Si les opérations informationnelles russes à Bangui passent par Facebook, ou par de la propagande scolaire, les radios et la presse sont aussi manipulées: ces procédés sont décrits dans un rapport de Saber Jendoubi qui a passé trois ans en Centrafrique en tant que correspondant de guerre, et a recueilli de nombreux témoignages de journalistes centrafricains.

Dans un contexte de guerre civile, la situation à Bangui est marquée par le développement de la présence russe en 2017 d'une part, et la vulnérabilité des médias d'autre part : à Bangui, un journaliste gagne entre 20000 CFA (30 €) et 100000 CFA (150 €) par mois, et un pigiste 25000 CFA par mois. Deux acteurs exploitent cette vulnérabilité:  le conseiller sécurité du Président, Valery Zakharov, ex-KGB (et deux spin doctors : Vasily Alexandrov et Stanislav Skopylatov, tous deux natifs de Saint-Pétersbourg), et la nébuleuse d'Eugène Prigogine (dans ce cas : la société minière Lobaye Invest, et les mercenaires du Groupe Wagner).
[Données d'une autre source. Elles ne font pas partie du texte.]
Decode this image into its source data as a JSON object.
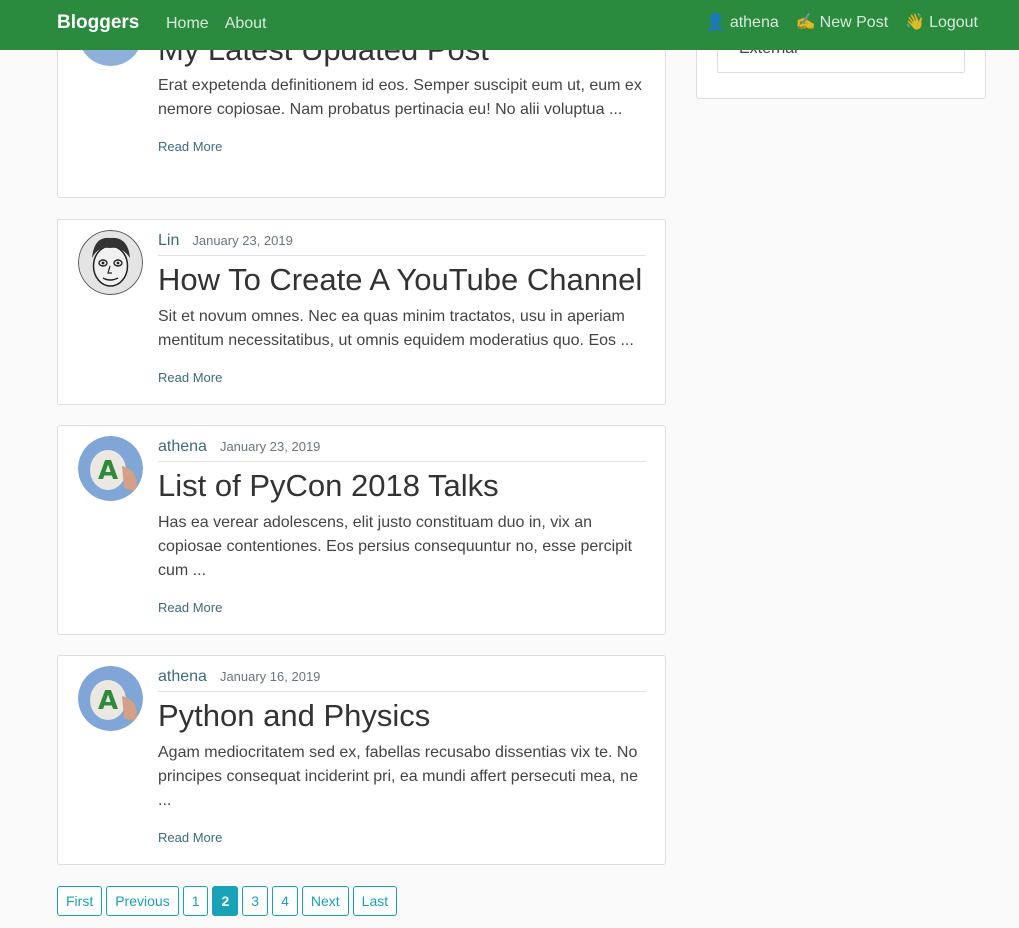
{
  "navbar": {
    "brand": "Bloggers",
    "links": [
      {
        "label": "Home"
      },
      {
        "label": "About"
      }
    ],
    "user_label": "athena",
    "new_post_label": "New Post",
    "logout_label": "Logout"
  },
  "sidebar": {
    "items": [
      {
        "label": "External"
      }
    ]
  },
  "posts": [
    {
      "title": "My Latest Updated Post",
      "excerpt": "Erat expetenda definitionem id eos. Semper suscipit eum ut, eum ex nemore copiosae. Nam probatus pertinacia eu! No alii voluptua ...",
      "read_more": "Read More"
    },
    {
      "author": "Lin",
      "date": "January 23, 2019",
      "title": "How To Create A YouTube Channel",
      "excerpt": "Sit et novum omnes. Nec ea quas minim tractatos, usu in aperiam mentitum necessitatibus, ut omnis equidem moderatius quo. Eos ...",
      "read_more": "Read More"
    },
    {
      "author": "athena",
      "date": "January 23, 2019",
      "title": "List of PyCon 2018 Talks",
      "excerpt": "Has ea verear adolescens, elit justo constituam duo in, vix an copiosae contentiones. Eos persius consequuntur no, esse percipit cum ...",
      "read_more": "Read More"
    },
    {
      "author": "athena",
      "date": "January 16, 2019",
      "title": "Python and Physics",
      "excerpt": "Agam mediocritatem sed ex, fabellas recusabo dissentias vix te. No principes consequat inciderint pri, ea mundi affert persecuti mea, ne ...",
      "read_more": "Read More"
    }
  ],
  "pagination": {
    "first": "First",
    "previous": "Previous",
    "pages": [
      "1",
      "2",
      "3",
      "4"
    ],
    "next": "Next",
    "last": "Last"
  },
  "colors": {
    "navbar": "#2a8a3e",
    "page_accent": "#17a2b8",
    "link": "#3d6b7d"
  },
  "icons": {
    "user": "bust-in-silhouette-icon",
    "new_post": "writing-hand-icon",
    "logout": "waving-hand-icon"
  }
}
Lobaye Invest -qui s'est notoirement illustrée en finançant un dessin animé ciblant les écoliers centrafricains- finance la radio Lengo Songo et d'autres médias. Saber Jendoubi révèle que les équipes de Zakahrov et de l'ambassade de Russie ont aussi proposé de l'aide à des journalistes et blogueurs : certains ont accepté, et l'un d'entre eux affirme qu'en 2018 ce sont ces équipes qui ont rédigé tous ses articles. De plus les journalistes sont aussi payés lorsqu'ils rédigent des articles pro-russes ou anti-français. Ces articles ont été relayés par des radios, et la radio d'Etat  a notamment retransmis de façon persistante ces contenus anti-français

La situation de certains journalistes s'assombrit en juillet 2018, avec l'assassinat de trois journalistes russes qui enquêtaient sur les activités des mercenaires russes en Centrafrique. Saber Jendoubi rapporte que les médias internationaux ont alors proposé de rémunérer des journalistes centrafricains pour enquêter sur ces meurtres : certains d'entre eux ont alors été surveillés et menacés. L'un deux affirme que la Primature lui aurait proposé 750000 CFA, qu'il aurait refusé, et qu'à la suite de ce refus sa famille aurait été contactée par la Présidence. D'autres ont été accusés d'être aux ordres de la France ou de l'opposition russe, et ont été menacés par des militaires.

Six mois plus tard, Reporters sans frontières constatait que l'enquête sur ces meurtres n'avait pas avancé, et lançait un appel en faveur d'une enquête internationale.

La situation des journalistes français en Centrafrique s'est aussi dégradée : pour Saber Jendoubi leurs relations avec Valery Zakharov avait commencé à s'envenimer à la suite de la publication d'articles le concernant, et se sont encore plus dégradées après le meurtre des journalistes russes. Valery Zakharov aurait ainsi invité deux journalistes à Berengo, lesquels ont été arrêtés à leur arrivée, accusés d'espionnage, et enfermés pendant huit heures à la gendarmerie locale. Par la suite, ils seront surveillés et menacés, ainsi que leurs sources et connaissances centrafricaines.